Wheelock recounted wounded soldiers begging for pillows. “I’m wounded in the head, and my knapsack is so hard,” said one. Another wanted one for his stump. “I don’t think it would be so painful if I only had a pillow, or cushion, or something to keep it from the hard floor,” the soldier said. One “wretched hospital,” a former grocery store, had only a single small candle for light. When someone moved the candle to another part of the crowded room, Wheelock, afraid she would stumble over the injured, crept on her hands and knees to deliver cups of broth to the wounded, starving soldiers. Many were so fresh from the battlefield that their wounds were still undressed. Given such conditions, it was small wonder that the often overwhelmed military medical establishment could not care adequately for victims with poorly understood psychological needs.

In 1855, Congress had established in Washington the Government Hospital for the Insane, later St. Elizabeth’s Hospital. Its stated goals were to provide “the most humane care and enlightened curative treatment of the insane of the army and navy of the United States, and of the District of Columbia.” Diversions of the mind were found to displace morbid feelings. Such diversions included church services, educational lectures, music, books, and musical instruments, including several pianos.

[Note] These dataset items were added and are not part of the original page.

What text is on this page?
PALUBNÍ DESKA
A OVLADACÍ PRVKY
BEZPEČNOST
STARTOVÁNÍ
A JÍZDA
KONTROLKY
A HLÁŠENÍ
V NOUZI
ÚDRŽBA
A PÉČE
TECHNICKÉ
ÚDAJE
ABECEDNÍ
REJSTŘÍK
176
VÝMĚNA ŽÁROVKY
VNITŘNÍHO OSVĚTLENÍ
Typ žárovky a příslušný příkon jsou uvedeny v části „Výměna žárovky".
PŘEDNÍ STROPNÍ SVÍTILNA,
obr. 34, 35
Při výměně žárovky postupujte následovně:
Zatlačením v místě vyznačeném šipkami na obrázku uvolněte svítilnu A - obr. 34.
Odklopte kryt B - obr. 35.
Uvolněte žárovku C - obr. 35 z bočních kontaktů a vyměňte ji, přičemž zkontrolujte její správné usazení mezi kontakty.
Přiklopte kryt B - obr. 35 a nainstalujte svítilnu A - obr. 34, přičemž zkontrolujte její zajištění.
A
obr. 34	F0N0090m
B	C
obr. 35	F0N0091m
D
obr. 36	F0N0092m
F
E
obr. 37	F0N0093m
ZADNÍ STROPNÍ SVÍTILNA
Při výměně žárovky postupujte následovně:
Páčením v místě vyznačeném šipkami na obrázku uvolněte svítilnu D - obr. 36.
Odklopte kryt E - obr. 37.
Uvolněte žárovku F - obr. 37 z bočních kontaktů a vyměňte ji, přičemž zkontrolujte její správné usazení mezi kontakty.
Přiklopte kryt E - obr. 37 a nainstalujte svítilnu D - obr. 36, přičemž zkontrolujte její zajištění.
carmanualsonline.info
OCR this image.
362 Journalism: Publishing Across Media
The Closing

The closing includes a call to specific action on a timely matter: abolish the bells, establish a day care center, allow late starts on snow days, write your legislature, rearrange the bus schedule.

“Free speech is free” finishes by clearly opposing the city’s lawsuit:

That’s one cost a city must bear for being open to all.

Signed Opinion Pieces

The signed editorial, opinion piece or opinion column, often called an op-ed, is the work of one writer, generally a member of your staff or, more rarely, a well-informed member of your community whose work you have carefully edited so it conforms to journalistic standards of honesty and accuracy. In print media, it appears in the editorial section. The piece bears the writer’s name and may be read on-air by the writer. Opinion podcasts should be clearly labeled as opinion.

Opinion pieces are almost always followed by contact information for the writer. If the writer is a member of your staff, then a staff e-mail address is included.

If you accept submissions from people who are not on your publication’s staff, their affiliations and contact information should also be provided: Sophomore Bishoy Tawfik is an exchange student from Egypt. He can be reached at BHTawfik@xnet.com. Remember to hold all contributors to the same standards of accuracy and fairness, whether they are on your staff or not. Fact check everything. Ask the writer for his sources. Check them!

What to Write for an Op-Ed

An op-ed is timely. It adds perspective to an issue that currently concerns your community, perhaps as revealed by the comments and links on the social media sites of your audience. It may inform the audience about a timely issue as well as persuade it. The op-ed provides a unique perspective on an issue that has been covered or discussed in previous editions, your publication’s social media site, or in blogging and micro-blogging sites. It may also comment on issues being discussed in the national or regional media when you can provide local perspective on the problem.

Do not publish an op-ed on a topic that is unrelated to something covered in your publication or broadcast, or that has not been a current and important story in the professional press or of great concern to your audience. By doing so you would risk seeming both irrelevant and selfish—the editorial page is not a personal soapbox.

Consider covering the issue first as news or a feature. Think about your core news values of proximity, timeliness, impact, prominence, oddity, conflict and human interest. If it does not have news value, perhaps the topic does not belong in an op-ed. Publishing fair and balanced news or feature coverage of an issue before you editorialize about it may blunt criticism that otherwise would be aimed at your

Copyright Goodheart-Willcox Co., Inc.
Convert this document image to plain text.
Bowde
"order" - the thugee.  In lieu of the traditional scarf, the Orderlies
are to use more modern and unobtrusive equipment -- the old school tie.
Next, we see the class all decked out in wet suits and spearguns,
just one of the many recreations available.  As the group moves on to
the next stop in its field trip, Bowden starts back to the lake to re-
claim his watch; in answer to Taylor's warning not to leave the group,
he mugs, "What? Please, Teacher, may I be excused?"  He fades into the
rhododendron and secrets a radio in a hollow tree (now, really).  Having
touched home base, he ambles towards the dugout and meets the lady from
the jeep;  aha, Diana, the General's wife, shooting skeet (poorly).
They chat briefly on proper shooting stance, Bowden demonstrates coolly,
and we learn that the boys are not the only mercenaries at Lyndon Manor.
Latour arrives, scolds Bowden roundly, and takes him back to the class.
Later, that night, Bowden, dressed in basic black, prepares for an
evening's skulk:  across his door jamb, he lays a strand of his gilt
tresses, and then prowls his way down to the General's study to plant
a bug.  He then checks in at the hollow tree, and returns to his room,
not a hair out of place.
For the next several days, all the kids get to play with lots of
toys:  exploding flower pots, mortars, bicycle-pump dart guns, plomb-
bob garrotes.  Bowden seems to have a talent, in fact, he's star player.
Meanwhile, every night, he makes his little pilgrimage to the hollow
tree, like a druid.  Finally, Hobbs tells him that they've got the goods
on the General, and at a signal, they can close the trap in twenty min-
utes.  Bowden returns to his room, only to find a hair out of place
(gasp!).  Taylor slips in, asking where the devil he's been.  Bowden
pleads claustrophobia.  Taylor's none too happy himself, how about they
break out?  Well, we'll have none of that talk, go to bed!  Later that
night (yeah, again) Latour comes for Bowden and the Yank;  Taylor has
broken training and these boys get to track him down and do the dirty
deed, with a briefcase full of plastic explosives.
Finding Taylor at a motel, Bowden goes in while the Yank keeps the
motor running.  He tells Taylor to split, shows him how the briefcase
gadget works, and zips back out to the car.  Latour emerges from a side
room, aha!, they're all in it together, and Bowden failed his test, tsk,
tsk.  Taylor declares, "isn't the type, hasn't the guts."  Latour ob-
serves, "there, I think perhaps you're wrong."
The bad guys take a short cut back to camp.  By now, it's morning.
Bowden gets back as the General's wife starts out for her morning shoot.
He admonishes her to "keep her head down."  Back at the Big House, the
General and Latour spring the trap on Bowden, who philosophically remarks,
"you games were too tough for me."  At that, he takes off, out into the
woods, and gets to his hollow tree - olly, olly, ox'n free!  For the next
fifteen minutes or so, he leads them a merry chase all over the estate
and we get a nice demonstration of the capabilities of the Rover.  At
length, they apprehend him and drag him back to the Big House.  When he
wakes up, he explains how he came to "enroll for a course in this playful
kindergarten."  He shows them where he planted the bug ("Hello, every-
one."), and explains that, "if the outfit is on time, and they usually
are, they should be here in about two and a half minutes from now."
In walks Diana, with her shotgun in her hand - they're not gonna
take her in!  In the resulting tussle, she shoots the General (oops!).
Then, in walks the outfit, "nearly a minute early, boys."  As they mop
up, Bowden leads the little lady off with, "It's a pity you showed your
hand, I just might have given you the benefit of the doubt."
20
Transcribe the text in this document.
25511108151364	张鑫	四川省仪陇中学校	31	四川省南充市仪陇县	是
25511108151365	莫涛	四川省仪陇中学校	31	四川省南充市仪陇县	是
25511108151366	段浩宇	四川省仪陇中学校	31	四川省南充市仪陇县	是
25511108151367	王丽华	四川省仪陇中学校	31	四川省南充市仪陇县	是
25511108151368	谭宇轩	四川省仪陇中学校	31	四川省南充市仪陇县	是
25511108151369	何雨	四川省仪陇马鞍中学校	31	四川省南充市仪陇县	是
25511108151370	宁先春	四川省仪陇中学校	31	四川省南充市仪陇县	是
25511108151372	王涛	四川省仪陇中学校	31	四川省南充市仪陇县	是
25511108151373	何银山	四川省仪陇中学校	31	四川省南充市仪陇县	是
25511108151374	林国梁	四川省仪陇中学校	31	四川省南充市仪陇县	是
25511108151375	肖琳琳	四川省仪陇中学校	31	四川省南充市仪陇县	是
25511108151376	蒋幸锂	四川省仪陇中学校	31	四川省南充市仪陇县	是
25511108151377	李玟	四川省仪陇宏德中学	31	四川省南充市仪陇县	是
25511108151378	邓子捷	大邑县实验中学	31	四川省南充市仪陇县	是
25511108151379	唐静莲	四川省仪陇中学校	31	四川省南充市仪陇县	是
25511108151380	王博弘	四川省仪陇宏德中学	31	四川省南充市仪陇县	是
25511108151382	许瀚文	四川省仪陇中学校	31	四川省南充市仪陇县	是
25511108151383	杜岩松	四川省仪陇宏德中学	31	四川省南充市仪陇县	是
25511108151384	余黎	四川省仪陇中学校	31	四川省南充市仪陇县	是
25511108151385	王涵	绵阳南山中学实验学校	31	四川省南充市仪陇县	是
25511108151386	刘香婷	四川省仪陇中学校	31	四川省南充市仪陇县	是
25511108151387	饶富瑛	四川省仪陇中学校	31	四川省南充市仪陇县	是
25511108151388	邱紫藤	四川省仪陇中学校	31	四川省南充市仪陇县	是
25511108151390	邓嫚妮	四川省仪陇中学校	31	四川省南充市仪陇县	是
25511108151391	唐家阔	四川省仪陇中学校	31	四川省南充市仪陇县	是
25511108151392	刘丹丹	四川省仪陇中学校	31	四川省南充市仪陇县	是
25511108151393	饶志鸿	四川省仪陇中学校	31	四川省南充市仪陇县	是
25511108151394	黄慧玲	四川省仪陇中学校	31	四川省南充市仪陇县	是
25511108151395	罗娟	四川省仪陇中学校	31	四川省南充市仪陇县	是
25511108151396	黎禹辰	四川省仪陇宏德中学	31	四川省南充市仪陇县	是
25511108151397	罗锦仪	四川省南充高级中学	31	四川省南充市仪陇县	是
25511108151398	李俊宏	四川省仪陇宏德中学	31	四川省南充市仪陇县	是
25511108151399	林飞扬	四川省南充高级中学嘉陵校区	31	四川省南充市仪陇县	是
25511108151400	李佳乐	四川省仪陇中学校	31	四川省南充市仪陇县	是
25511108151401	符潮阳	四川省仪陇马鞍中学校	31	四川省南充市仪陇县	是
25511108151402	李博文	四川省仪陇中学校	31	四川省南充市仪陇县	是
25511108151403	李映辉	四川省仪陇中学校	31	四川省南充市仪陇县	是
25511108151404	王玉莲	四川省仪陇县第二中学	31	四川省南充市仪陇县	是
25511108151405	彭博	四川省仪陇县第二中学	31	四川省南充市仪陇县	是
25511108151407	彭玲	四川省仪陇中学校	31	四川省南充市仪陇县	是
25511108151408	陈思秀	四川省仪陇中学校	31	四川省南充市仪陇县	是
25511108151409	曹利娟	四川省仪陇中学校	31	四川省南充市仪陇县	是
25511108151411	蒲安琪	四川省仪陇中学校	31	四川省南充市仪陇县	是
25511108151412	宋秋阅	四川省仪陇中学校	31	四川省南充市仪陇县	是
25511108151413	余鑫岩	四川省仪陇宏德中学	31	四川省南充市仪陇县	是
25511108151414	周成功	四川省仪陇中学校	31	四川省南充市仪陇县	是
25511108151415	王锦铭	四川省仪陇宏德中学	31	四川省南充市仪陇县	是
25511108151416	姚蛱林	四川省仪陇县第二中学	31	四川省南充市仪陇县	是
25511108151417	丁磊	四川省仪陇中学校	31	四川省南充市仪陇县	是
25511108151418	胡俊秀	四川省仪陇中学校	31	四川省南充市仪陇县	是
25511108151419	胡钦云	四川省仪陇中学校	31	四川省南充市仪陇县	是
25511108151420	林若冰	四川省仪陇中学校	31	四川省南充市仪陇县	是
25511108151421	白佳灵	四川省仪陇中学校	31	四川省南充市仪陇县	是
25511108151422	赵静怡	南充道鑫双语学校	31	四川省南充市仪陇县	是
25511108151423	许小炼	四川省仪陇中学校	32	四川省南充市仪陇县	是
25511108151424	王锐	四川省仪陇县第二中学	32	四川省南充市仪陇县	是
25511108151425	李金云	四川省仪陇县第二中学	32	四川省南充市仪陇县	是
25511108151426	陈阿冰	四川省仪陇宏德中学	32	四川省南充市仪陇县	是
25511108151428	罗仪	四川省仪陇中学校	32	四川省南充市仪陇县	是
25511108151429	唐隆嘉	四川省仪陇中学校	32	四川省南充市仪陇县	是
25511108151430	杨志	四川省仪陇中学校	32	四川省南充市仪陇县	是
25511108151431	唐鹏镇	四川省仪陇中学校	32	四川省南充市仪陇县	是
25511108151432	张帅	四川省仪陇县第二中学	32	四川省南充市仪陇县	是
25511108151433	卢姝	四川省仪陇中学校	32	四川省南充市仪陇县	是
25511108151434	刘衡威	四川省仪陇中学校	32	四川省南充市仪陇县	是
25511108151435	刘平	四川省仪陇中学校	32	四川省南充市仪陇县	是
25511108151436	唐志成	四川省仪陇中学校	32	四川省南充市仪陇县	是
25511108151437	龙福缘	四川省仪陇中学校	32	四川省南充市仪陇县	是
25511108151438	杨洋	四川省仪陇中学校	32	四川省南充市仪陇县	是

Caregivers attempted “to render the institution not only a good hospital, but a kind and sympathizing home.”

Recovering After War

After the Civil War, Congress liberalized the law governing admissions to the hospital. Those accepted included former patients who relapsed within three years of their discharge from the hospital, those discharged from the military for insanity, and “indigent insane persons, who have become insane within three years after discharge from such service from causes which arose and were produced by said service.” Giving veterans three years after discharge to seek treatment was a relatively forward-looking admission that mental and emotional wounds, like physical wounds, could take years to heal.

A Union doctor from the 14th Indiana Volunteers tends to Confederate wounded after the Battle of Antietam in September 1862. Blankets stretched over fence railings were the only protection from the elements at this crude medical aid shelter.
A Union doctor from the 14th Indiana Volunteers tends to Confederate wounded after the Battle of Antietam in September 1862. Blankets stretched over fence railings were the only protection from the elements at this crude medical aid shelter.

Some wounds never healed. A 2006 study of military and Pension Board medical records of 17,700 Civil War veterans found an association between the men’s wartime experiences and the occurrence of cardiac, gastrointestinal, and nervous diseases throughout the remainder of their lives. One measure found a 51 percent increase in those three disease categories.

Those removed from the battlefield were marked by their experiences as well. A civilian relief worker wrote that after the Battles of the Wilderness and Spotsylvania, “The surgeons were at work, probing, extracting balls, amputating in the open air, while upon every hand were cries of agony from the poor fellows, which would have melted any but a heart of stone.” Years later, nurse Lois Dunbar recalled, “I have had men die clutching my dress till it was almost impossible to loose their hold.” Even experienced doctors and nurses could not easily forget such sights and sounds.

One soldier summed up the literal deadliness of nostalgia: “Would you believe—and yet it is true—that many a poor fellow in the Army of the Cumberland has literally died to go home; died of the terrible, unsatisfied longing, home-sickness?” Against the ravages of nostalgia, he wrote, paraphrasing Shakespeare’s Macbeth, “the surgeon combats in vain, for, ‘who can minister to a mind diseased?’” Sadly, the answer to Macbeth’s rhetorical question remained largely true 2½ centuries later, during the Civil War. “Therein the patient must minister to himself.” For many soldiers, as for the guilt-stricken Macbeth, there was no cure at all.